1.324.963 activity records have been analyzed corresponding to 306.181 support requests for an activity period from 01/01/2017 to 11/11/2021. Applying process mining to a short period of time, we obtained the following key information for process improvement:
  • The discovery of processes. The starting point of how the processes are executed allows better decisions to be made in their redesign. The support process, although from a theoretical starting point it is linear and limited, in the analyzed period it has more than 23.855 variants; which allows a starting point for review and standardization of processes.
  • performance In a pre (2017 to 2019) and post (2020 and 2021) pandemic comparison, it has been verified that with a greater load of support requests in the post-pandemic period, the service has been more efficient:
    • Pre-pandemic: Approximately 50.000 requests for support were handled annually.
    • Post-pandemic: there have been more than 60.000 requests for support each year; reducing by up to 42,5% the average duration of requests from registration to response and closing.
  • Analysis of variants.

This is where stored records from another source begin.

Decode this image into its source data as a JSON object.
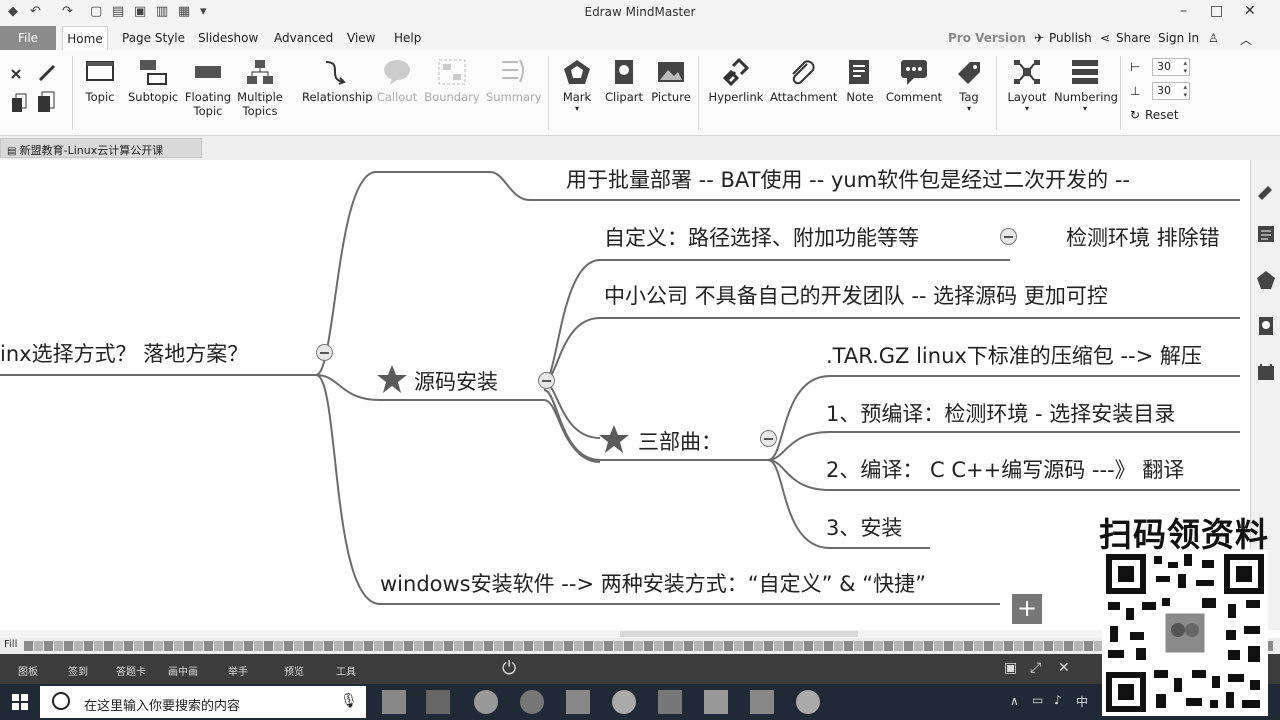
{
  "app": {
    "title": "Edraw MindMaster"
  },
  "menu": {
    "file": "File",
    "tabs": [
      "Home",
      "Page Style",
      "Slideshow",
      "Advanced",
      "View",
      "Help"
    ],
    "right": {
      "pro_version": "Pro Version",
      "publish": "Publish",
      "share": "Share",
      "sign_in": "Sign In"
    }
  },
  "ribbon": {
    "topic": "Topic",
    "subtopic": "Subtopic",
    "floating_topic": "Floating Topic",
    "multiple_topics": "Multiple Topics",
    "relationship": "Relationship",
    "callout": "Callout",
    "boundary": "Boundary",
    "summary": "Summary",
    "mark": "Mark",
    "clipart": "Clipart",
    "picture": "Picture",
    "hyperlink": "Hyperlink",
    "attachment": "Attachment",
    "note": "Note",
    "comment": "Comment",
    "tag": "Tag",
    "layout": "Layout",
    "numbering": "Numbering",
    "width_value": "30",
    "height_value": "30",
    "reset": "Reset"
  },
  "doc_tab": {
    "name": "新盟教育-Linux云计算公开课"
  },
  "mindmap": {
    "root_topic": "inx选择方式？ 落地方案？",
    "batch_note": "用于批量部署 -- BAT使用 -- yum软件包是经过二次开发的 --",
    "source_install": "源码安装",
    "custom_topic": "自定义：路径选择、附加功能等等",
    "detect_env": "检测环境 排除错",
    "small_company": "中小公司  不具备自己的开发团队 -- 选择源码 更加可控",
    "tar_gz": ".TAR.GZ linux下标准的压缩包 --> 解压",
    "three_steps": "三部曲：",
    "step1": "1、预编译：检测环境 - 选择安装目录",
    "step2": "2、编译：  C C++编写源码 ---》 翻译",
    "step3": "3、安装",
    "windows_install": "windows安装软件 --> 两种安装方式：“自定义” & “快捷”"
  },
  "palette": {
    "label": "Fill"
  },
  "bottom_bar": {
    "items": [
      "图板",
      "签到",
      "答题卡",
      "画中画",
      "举手",
      "预览",
      "工具"
    ]
  },
  "taskbar": {
    "search_placeholder": "在这里输入你要搜索的内容"
  },
  "overlay": {
    "qr_title": "扫码领资料"
  },
  "colors": {
    "branch_line": "#6b6b6b",
    "star": "#5a5a5a",
    "file_menu_bg": "#8b8b8b",
    "taskbar_bg": "#1f2a36"
  }
}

Request durations (total time from start to finish) and processing time (time when the request is not pending with third parties) have been measured, making a comparison between different services. In this way, it was possible to identify differences and how the response to requests varies depending on the different services. It has also been compared based on the escalation levels of the requests, identifying behaviors and potential measure the impact of changes in the process.
  • Simulation: Not only was it possible to analyze the history to draw valuable conclusions, but it was also possible to evaluate the potential of process mining to check the impact of possible changes or improvements. In a simulation, variations were made in the number of people assigned to certain tasks and their impact on the resolution time. The question raised: "What if the second level of support always responded directly to the user instead of passing the response to the first level?". The answer: "up to 16.000 processing hours could be saved annually!"

What can we conclude?

The applicability and benefits of process mining have been demonstrated in a practical environment such as the AOC Consortium's user support service. The project has allowed:

  • Have a complete view of the process and its actual execution that cannot be analyzed with other techniques.
  • Only with a load of data, complex analytical calculations have been obtained that would have been costly to obtain otherwise.
  • Ability to simulate to assess the impact of changes on process performance, allowing you to focus on specific modifications to maximize process improvement.

In public entities, process mining makes it possible to verify and make process metrics and performance transparent, reduce waiting times, eliminate cases that do not comply with regulations and, at an organizational level, save time in the identification and definition of processes.

One of the most common challenges is the availability and quality of data. In this case they were available and easy to extract in the tool ticketing.  It is very important that the tool or platforms used to run the operations, make this record and allow this information to be extracted if you want to minimize the effort of data preparation when tackling a process mining project.

Status of the project

Pilot completed. Advanced analysis with customer service process mining completed.